O seu verdadeiro nome era Arístocles, mas devido à sua compleição física recebeu a alcunha de Platão (significa literalmente "ombros largos"). Frequentou com assiduidade os ginásios, obtendo prêmios por duas vezes nos Jogos Istímicos. Começou por seguir as lições de Crátilo, discípulo de Heraclito, e as de Hermógenes, discípulo de Parménides. Em princípio, por tradição familiar deveria seguir a vida política. Contudo, a experiência do governo dos trinta tiranos que governaram Atenas por imposição de Esparta (404-403 a.C.), e da qual fazia parte dois dos seus tios Crístias e Cármides, distanciaram-no desta opção de vida, pelo menos do modo como a política era exercida. O fato que mais o marcou foi a influência que sobre ele exerceu Sócrates, tendo-se feito seu discípulo por volta de 408, quando contava vinte anos. Nele encontrou o mestre, que veio a homenagear na sua obra, fazendo-o interlocutor principal da quase totalidade dos seus diálogos.
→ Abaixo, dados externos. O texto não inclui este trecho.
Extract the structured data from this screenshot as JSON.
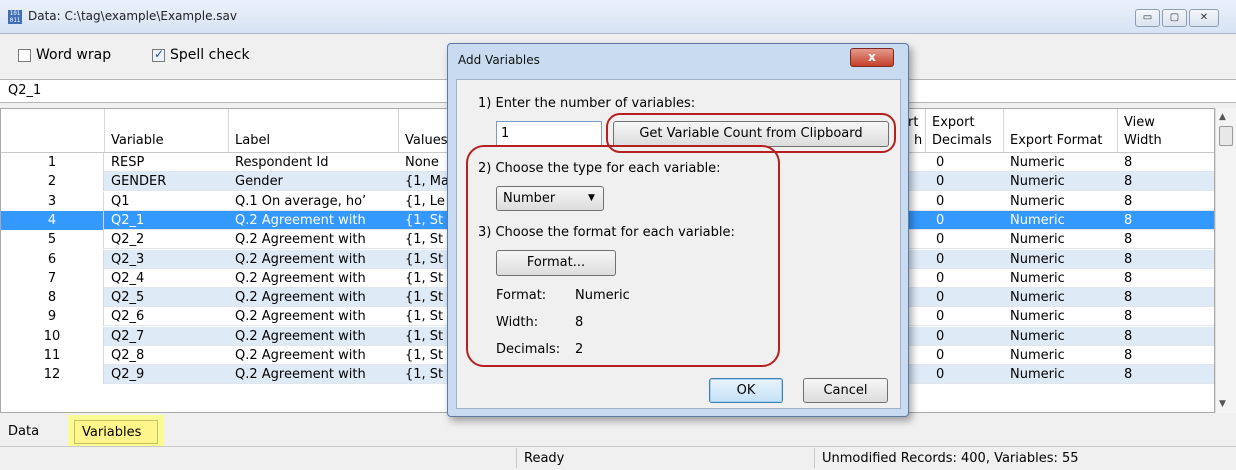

Após a morte de Sócrates, em 399 a.C., Platão realizou inúmeras viagens, travando contato com importantes filósofos e escolas de pensamento suas contemporâneas. Em Megara, travou contato com Euclides e sua escola; no Egito, Sicília e Magna Grécia, aprofundou seus conhecimentos através do contato com a sabedoria egípcia e os ensinamentos eleáticos e pitagóricos, este último especialmente através do encontro com Arquitas de Tarento. De passagem por Siracusa, ligou-se a Díon e Dionísio, tirano de Siracusa. Estas duas personagens desempenharam papel fundamental na posterior vida política de Platão.
De volta a Atenas, fundou em 387 a Academia, passando a dedicar-se ao ensino e à composição de sua obra filosófica.
Em 365 e em 361 esteve novamente em Siracusa, a pedido do amigo Díon, numa tentativa inútil de transformar o jovem Dionísios II (-367/-342), filho e sucessor de Dionísios I, no "reifilósofo" que idealizara.
Desiludido com a dificuldade de colocar em prática suas idéias filosóficas, Platão não mais saiu de Atenas.
Durante o ultimo período da sua vida continuou a dirigir a Academia, e escreveu o Timeu, O Crítias e As Leis ,que não chegou a acabar falecendo por volta de 347.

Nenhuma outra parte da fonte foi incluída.